尼崎集中コントロールセンター
尼崎は古くから交通の要所として栄え、近年は工業都市として発展してきました。しかし、大量の工業用水の汲み上げのため地盤が沈下し、市内の約4割が海水面より低い「ゼロメートル地帯」となりました。昭和25年に阪神間を襲ったジェーン台風では、高潮が海岸線より4キロも離れた東海道本線まで達し、市内の1/3が浸水する壊滅的な被害を受けました。こうしたことから、市内を高い防潮堤で取り囲み、堤内への船舶の出入口としての閘門が建設されました。今ではこの閘門をはじめとする高潮防潮施設は尼崎の街を守る生命線となっています。
尼崎第一閘門は、昭和30年に日本で最初の閘門式防潮堤として建設され、通行船舶の増加に伴い昭和40年に第二閘門が建設されました。その後閘門の老朽化や長期に渡る地盤沈下等により施設が変形を受け、所要の耐震性を確保できなくなったことから、平成6年度より閘門改良事業が進められ、平成14年度に2門の改良建設が終わりました。尼崎地区の海岸保全施設は閘門をはじめ水門、陸閘、排水機場など多くの重要施設がありますが、これらの運転監視は各々の施設毎に行っています。これらの各施設を光ファイバーケーブル網で一カ所に集約し、監視制御を行える集中コントロールセンターの建設が現在、神戸港湾事務所によって進められています。

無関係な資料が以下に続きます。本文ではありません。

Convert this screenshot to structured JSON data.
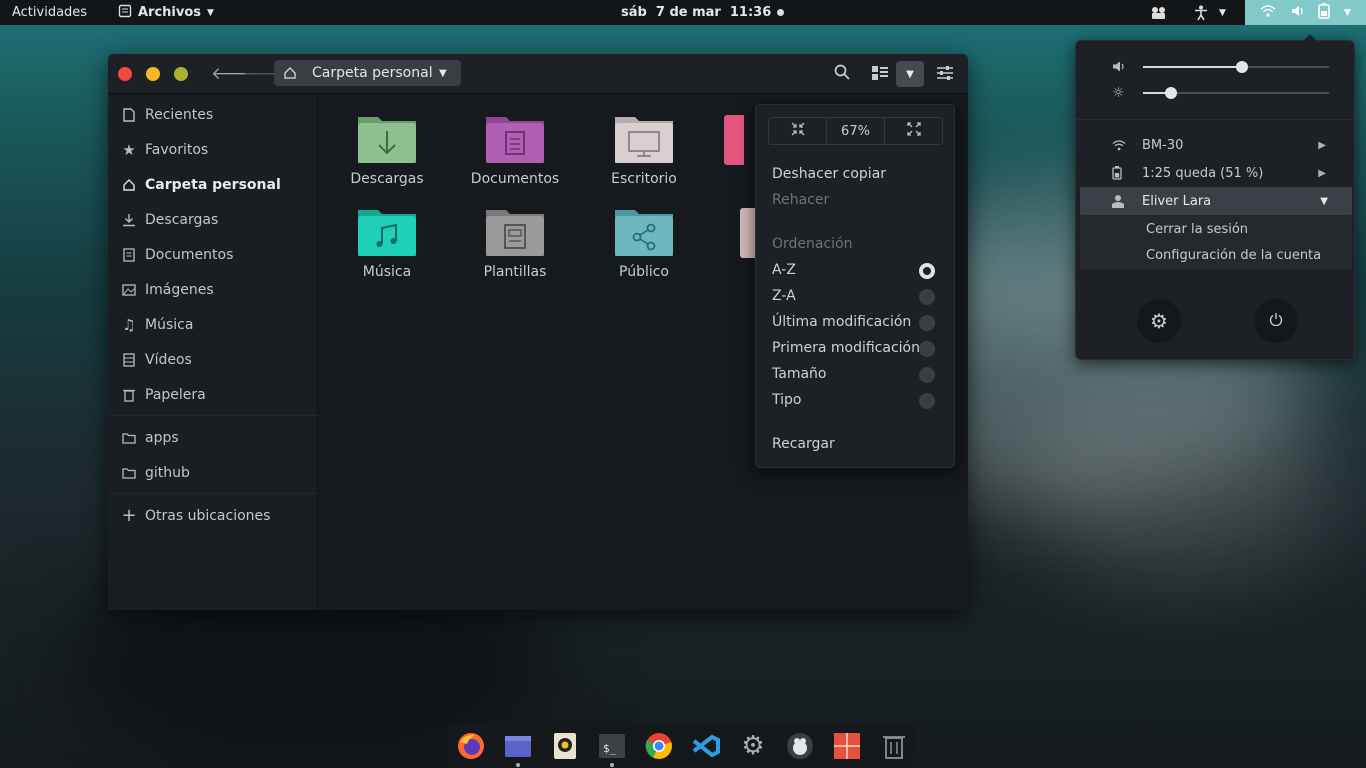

集中コントロールセンターは、SRC構造で地下1階地上4階延べ床面積2,400m2の規模となります。建築工事は、平成15年度に駆体がほぼ完成、平成16年度には設備機器関係を設置・最終仕上げを行い、平成16年度末に完成の予定です。設備機器(監視制御設備・受配電設備、光電送路)については平成15年度にソフト・ハードウェアの構築を、平成16年度に集中コントロールセンター内に機器設置を行い、総合試運転を行った後完成となります。平成17年度からいよいよ集中コントロールセンターは、高潮浸水から尼崎市街を守る防災センターとしての重要な役割を開始することとなります。